Other sections, especially "Between Reality and Fiction" and "The FBI Perspective," seem to miss their best bets entirely. Abagnale is a charming guy, but more background (perhaps even in text form?) would have helped flesh out this material, and the FBI segment with the film's technical advisor William Rehder is totally formula. This is a tricky film and tricky subject matter, but like the final product, this doc seems more interested in the charm and fun of it all, rather than any of the ironic or darker aspects inherent in the material. While I have quite enjoyed all of the other recent Spielberg DVDs, I hope for the next one they shake it up a little bit and give us some new stuff to chew on. Still, this is as classy a doc as you're likely to find.
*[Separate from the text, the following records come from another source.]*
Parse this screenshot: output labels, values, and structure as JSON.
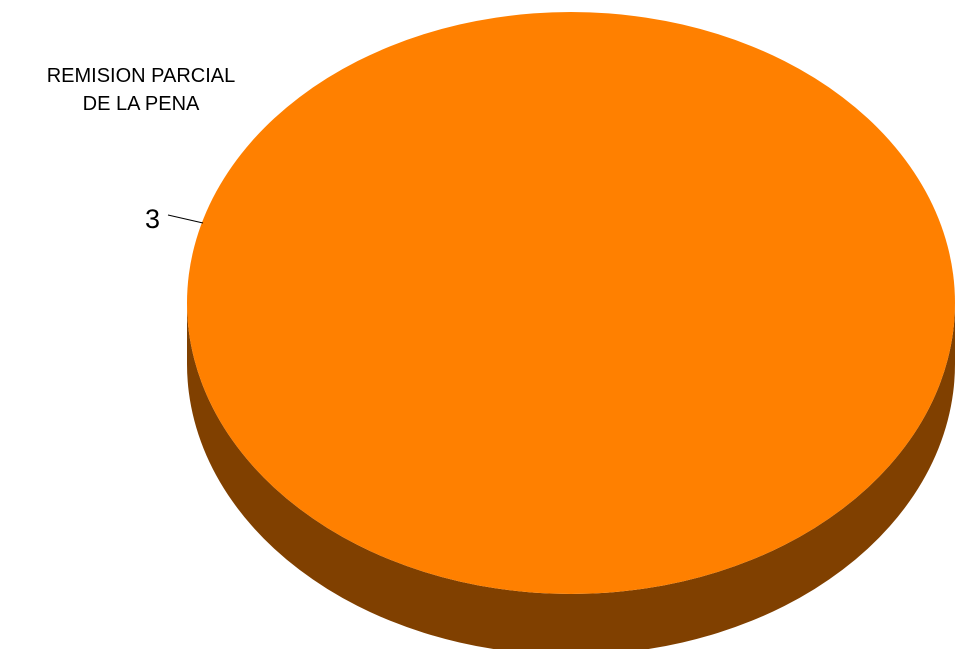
{
  "chart_data": {
    "type": "pie",
    "title": "",
    "categories": [
      "REMISION PARCIAL DE LA PENA"
    ],
    "category_label_lines": [
      "REMISION PARCIAL",
      "DE LA PENA"
    ],
    "values": [
      3
    ],
    "data_labels": [
      "3"
    ],
    "three_d": true,
    "colors": {
      "slice_top": "#ff8000",
      "slice_side": "#804000",
      "leader_line": "#000000"
    }
  }
}
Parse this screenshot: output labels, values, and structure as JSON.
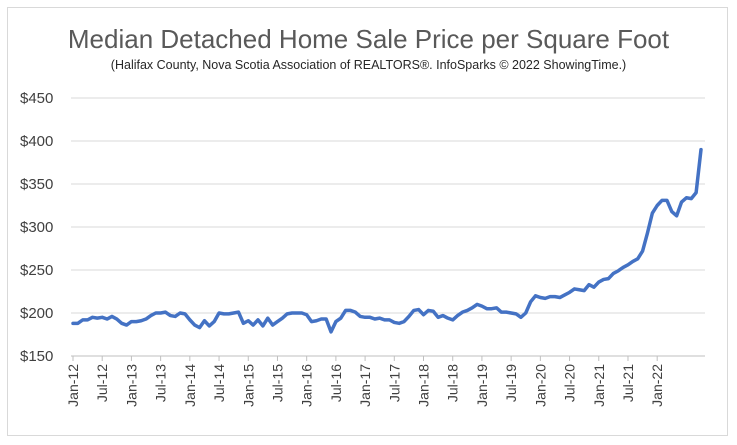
{
  "chart_data": {
    "type": "line",
    "title": "Median Detached Home Sale Price per Square Foot",
    "subtitle": "(Halifax County, Nova Scotia Association of REALTORS®. InfoSparks © 2022 ShowingTime.)",
    "xlabel": "",
    "ylabel": "",
    "ylim": [
      150,
      450
    ],
    "yticks": [
      150,
      200,
      250,
      300,
      350,
      400,
      450
    ],
    "ytick_labels": [
      "$150",
      "$200",
      "$250",
      "$300",
      "$350",
      "$400",
      "$450"
    ],
    "xtick_labels": [
      "Jan-12",
      "Jul-12",
      "Jan-13",
      "Jul-13",
      "Jan-14",
      "Jul-14",
      "Jan-15",
      "Jul-15",
      "Jan-16",
      "Jul-16",
      "Jan-17",
      "Jul-17",
      "Jan-18",
      "Jul-18",
      "Jan-19",
      "Jul-19",
      "Jan-20",
      "Jul-20",
      "Jan-21",
      "Jul-21",
      "Jan-22"
    ],
    "grid": true,
    "legend": "none",
    "line_color": "#4472c4",
    "series": [
      {
        "values": [
          188,
          188,
          192,
          192,
          195,
          194,
          195,
          193,
          196,
          193,
          188,
          186,
          190,
          190,
          191,
          193,
          197,
          200,
          200,
          201,
          197,
          196,
          200,
          199,
          192,
          186,
          183,
          191,
          185,
          190,
          200,
          199,
          199,
          200,
          201,
          188,
          191,
          186,
          192,
          185,
          194,
          186,
          190,
          194,
          199,
          200,
          200,
          200,
          198,
          190,
          191,
          193,
          193,
          178,
          190,
          194,
          203,
          203,
          201,
          196,
          195,
          195,
          193,
          194,
          192,
          192,
          189,
          188,
          190,
          196,
          203,
          204,
          198,
          203,
          202,
          195,
          197,
          194,
          192,
          197,
          201,
          203,
          206,
          210,
          208,
          205,
          205,
          206,
          201,
          201,
          200,
          199,
          195,
          200,
          213,
          220,
          218,
          217,
          219,
          219,
          218,
          221,
          224,
          228,
          227,
          226,
          233,
          230,
          236,
          239,
          240,
          246,
          249,
          253,
          256,
          260,
          263,
          272,
          293,
          316,
          325,
          331,
          331,
          318,
          313,
          329,
          334,
          333,
          340,
          390
        ]
      }
    ]
  }
}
DVD-ROM Exclusives: What do you get when you pop the disc in your PC?

No ROM extras have been included.

Parting Thoughts

Catch Me If You Can is a great fun, a heist-caper-period picture that is so entertaining it makes you forget that it is not particularly deep. Out of all of Spielberg's recent two-disc DVD offerings, however, it is probably the weakest yet. A great transfer and soundtrack can't quite make up for a two- disc set a bit too thin in the extras. Still, like the flick, there is enough fun to be had here to make it well worthy catching up with.